La doctrina del mandato representativo se elabora en una época en que todavía no se han institucionalizado los partidos políticos. Y es evidente que hoy ya no se puede entender el sistema democrático sin partidos. Como ha dicho Manuel García-Pelayo (El Estado de partidos), "el Estado democrático ha de configurarse como un Estado de partidos en razón de que sólo éstos pueden proporcionar al sistema estatal los inputs capaces de configurarlo democráticamente –la movilización electoral de la población, el ascenso al Estado de las orientaciones políticas y de las demandas sociales debidamente sistematizadas- para proporcionarle tanto los correspondientes programas de acción política, como las personas destinadas a ser titulares o portadores de los afanes políticos estatales. Por otra parte, sólo la capacidad organizativa de los partidos y la presencia de sus miembros en dichos órganos ofrece la posibilidad de que los outputs del sistema estatal –decisiones y acciones con distintos contenidos y formas- constituyan una expresión de las críticas e intereses, sea de la mayoría de la población, sea de lo que eventualmente pudiera ser considerado como promedio de la voluntad nacional". A quienes abominan de los partidos políticos hay que advertirles que, de no existir, su lugar tendría que ser ocupado por otras entidades; en el mejor de los casos, por sindicatos, asociaciones de ciudadanos, etc.; en el peor de los casos, lobbys económicos o grupos mafiosos. Pero lo que está claro es que, en una sociedad compleja, como dice García-Pelayo, "el pueblo amorfo sólo puede manifestar su voluntad si se somete a un proceso organizativo".

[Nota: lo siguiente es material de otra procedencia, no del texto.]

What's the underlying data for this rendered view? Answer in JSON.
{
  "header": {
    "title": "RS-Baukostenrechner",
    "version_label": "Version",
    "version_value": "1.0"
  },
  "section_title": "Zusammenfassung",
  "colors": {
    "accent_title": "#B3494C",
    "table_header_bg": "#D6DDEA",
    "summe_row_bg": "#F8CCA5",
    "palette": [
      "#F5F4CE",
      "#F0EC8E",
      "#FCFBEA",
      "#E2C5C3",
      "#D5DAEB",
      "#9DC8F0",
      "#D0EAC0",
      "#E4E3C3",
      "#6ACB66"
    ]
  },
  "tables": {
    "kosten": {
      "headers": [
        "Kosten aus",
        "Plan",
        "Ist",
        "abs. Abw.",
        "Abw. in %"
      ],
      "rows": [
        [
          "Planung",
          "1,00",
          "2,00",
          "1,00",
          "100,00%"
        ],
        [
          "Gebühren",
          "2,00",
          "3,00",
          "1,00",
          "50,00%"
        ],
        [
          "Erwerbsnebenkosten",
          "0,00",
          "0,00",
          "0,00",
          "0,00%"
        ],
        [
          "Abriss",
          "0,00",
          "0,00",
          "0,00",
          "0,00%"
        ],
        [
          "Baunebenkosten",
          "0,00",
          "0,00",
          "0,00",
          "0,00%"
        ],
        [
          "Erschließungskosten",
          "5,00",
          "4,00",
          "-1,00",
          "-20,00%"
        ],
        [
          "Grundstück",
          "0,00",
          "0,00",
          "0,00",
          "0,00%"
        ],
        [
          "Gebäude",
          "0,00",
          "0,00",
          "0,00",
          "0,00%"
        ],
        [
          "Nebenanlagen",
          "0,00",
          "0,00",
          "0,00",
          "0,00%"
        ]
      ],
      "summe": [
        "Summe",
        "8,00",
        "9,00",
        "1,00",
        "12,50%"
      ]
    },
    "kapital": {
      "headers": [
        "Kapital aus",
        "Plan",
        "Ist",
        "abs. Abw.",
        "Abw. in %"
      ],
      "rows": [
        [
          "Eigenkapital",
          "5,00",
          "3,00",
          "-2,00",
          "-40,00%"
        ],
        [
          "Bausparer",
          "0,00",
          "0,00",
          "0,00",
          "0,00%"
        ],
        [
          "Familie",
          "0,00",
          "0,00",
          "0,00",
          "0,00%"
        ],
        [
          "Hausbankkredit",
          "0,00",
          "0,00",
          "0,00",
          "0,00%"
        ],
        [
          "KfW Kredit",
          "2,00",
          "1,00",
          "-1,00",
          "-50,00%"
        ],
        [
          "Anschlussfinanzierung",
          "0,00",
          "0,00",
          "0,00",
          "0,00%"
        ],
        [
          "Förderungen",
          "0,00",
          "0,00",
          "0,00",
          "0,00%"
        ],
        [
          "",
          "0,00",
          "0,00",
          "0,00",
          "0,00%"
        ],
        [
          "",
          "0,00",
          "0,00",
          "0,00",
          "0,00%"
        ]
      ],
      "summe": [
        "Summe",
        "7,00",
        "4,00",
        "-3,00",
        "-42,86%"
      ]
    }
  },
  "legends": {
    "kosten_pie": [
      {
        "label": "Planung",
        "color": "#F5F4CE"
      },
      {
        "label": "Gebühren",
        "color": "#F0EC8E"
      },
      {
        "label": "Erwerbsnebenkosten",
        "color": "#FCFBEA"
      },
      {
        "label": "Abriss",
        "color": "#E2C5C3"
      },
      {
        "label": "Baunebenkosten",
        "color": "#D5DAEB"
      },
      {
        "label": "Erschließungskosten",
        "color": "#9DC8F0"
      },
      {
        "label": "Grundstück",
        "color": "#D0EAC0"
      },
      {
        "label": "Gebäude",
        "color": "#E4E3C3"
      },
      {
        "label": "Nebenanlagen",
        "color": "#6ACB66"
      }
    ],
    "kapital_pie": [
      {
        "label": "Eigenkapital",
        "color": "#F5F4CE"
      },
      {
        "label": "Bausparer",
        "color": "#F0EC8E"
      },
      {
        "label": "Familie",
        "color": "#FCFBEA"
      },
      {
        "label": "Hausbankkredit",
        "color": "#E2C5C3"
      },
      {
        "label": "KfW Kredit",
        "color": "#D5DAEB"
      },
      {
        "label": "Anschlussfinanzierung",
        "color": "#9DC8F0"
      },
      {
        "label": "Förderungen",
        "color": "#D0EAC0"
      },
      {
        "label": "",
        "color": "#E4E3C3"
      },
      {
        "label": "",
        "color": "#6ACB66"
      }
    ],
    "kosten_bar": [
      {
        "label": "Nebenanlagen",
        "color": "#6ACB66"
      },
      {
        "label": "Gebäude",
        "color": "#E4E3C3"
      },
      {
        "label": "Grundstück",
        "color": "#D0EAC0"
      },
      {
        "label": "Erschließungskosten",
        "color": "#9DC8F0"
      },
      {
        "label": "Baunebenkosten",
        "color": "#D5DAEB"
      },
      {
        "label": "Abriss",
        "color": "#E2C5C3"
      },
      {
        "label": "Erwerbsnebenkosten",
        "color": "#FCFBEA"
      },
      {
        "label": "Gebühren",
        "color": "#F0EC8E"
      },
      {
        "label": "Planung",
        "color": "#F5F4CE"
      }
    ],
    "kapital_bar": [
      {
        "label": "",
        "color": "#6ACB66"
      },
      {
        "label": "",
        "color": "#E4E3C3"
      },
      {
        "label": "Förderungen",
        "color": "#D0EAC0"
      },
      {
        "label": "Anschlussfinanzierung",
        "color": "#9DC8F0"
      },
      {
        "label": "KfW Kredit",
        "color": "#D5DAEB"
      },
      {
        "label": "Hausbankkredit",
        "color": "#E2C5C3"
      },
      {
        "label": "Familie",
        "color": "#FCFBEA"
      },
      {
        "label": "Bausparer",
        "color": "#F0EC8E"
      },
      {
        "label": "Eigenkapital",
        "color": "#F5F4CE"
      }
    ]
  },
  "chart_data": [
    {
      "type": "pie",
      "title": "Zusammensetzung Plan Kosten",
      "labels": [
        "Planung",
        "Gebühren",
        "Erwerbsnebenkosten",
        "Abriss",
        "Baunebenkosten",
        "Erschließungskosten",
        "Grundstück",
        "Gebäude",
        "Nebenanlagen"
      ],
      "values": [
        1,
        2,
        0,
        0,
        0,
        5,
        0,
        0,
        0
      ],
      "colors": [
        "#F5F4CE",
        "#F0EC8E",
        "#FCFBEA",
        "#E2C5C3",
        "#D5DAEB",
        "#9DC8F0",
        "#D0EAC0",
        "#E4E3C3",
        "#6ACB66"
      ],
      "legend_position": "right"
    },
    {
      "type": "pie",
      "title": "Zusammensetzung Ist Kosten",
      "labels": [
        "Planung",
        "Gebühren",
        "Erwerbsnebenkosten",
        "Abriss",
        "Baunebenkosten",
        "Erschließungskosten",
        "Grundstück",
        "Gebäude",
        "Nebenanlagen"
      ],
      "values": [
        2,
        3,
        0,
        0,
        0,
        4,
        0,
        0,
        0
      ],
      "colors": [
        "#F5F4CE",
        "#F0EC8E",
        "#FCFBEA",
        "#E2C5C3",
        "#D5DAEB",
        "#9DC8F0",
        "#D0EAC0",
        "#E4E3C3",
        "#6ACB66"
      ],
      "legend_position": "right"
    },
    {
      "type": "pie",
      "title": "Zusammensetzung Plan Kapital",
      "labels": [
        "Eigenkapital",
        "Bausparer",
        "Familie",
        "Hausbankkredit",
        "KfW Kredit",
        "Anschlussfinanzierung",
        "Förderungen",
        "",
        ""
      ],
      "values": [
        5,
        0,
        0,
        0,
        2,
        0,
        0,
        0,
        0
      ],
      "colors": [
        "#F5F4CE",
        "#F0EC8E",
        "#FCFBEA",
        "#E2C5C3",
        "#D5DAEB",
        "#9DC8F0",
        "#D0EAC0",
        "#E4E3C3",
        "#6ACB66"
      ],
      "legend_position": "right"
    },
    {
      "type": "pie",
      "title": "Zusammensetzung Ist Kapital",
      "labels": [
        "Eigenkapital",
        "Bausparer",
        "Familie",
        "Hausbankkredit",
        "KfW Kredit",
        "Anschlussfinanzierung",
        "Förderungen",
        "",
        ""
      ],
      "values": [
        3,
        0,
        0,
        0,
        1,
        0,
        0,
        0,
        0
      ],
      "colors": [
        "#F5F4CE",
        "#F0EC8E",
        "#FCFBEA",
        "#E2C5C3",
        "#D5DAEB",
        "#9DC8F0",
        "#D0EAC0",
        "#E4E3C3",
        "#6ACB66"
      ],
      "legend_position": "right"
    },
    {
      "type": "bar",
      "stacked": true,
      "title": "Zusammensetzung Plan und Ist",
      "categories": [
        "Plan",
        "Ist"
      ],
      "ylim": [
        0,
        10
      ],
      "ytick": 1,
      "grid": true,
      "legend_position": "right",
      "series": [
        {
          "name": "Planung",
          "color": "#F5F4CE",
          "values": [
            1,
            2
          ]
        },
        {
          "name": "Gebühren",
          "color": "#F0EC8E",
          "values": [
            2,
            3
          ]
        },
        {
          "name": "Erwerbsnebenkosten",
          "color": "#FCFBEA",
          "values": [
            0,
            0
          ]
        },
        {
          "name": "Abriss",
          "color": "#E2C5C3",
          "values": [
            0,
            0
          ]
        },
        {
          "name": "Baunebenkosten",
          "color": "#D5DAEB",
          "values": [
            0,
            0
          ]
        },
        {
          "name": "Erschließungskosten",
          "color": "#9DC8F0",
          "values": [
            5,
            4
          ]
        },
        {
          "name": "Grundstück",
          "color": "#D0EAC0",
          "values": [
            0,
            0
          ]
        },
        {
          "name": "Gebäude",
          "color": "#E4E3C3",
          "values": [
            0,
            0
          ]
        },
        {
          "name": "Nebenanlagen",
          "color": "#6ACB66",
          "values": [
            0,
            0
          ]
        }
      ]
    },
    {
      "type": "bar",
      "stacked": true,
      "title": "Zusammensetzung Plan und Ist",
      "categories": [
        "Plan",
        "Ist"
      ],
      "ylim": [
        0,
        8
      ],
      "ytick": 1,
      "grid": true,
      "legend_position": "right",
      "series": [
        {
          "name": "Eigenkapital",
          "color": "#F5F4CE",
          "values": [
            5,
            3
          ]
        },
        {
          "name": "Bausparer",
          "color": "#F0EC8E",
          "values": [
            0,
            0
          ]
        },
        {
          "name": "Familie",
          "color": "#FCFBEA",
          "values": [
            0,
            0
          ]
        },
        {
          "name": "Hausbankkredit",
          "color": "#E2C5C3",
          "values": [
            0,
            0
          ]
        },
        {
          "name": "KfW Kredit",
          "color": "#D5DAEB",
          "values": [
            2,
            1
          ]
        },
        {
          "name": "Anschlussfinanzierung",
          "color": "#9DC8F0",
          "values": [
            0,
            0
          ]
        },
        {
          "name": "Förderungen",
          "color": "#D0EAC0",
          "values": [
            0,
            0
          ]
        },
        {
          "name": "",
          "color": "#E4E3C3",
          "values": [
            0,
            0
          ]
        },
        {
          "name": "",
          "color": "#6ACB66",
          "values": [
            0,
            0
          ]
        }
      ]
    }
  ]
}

Hoy la supuesta relación representativa, según señala Garrorena, se ha partido en dos: una relación partido-diputado, y por otro lado, una relación elector-partido. Y hoy es ésta segunda la auténtica relación representativa. Cada vez más los partidos expresan que el programa con el cual concurren a las elecciones y para cuya puesta en práctica piden el voto a los ciudadanos es un auténtico compromiso o contrato con el electorado. Pero, mientras no se revisen los principios vigentes sobre el alcance de la elección, no hay forma de garantizar que esto sea verdad. Los electores pueden votar en función de un programa; más resulta que quien deviene titular del cargo público es una persona que no se halla vinculada legalmente ni por el partido ni por el programa. El programa queda en papel mojado si cada candidato elegido se irroga el derecho a interpretar, aplicar o modificar el programa. Porque eso es lo que alegan siempre los tránsfugas; que son ellos quienes de verdad siguen fieles al programa, y que es el partido quien lo ha traicionado. Pero parece que ofrece más garantías al electorado admitir que son los partidos quienes deben elaborar, interpretar y, en su caso, modificar los programas.

La revisión a fondo de los supuestos en que descansa nuestro sistema electoral, de conformidad con lo dicho hasta aquí, no es sencilla. Probablemente exigiría incluso una reforma constitucional. Pero hay algunas medidas inmediatas que pueden adoptarse mediante modificaciones legales. Una de ellas sería la adopción del sistema de listas abiertas; es decir, que los votantes, además de votar por un partido y un programa, puedan señalar sus preferencias por unos u otros candidatos, y sean elegidos por cada lista aquellos que reciban más votos. Sin romper la relación elector-partido, se introduciría cierta relación directa entre el elector y la persona elegida. Otra reforma posible es que los tránsfugas no puedan incorporarse a otro grupo parlamentario o municipal, y queden como no inscritos. Y otra reforma, siempre prometida, siempre postergada, afecta al interior de los partidos políticos; me refiero a su democracia interna, y en particular a la hora de elaborar las listas y elegir a los candidatos. Una mayor democracia interna de los partidos, a través de elecciones primarias y mecanismos similares, debiera constituir una eficaz vacuna contra el transfuguismo.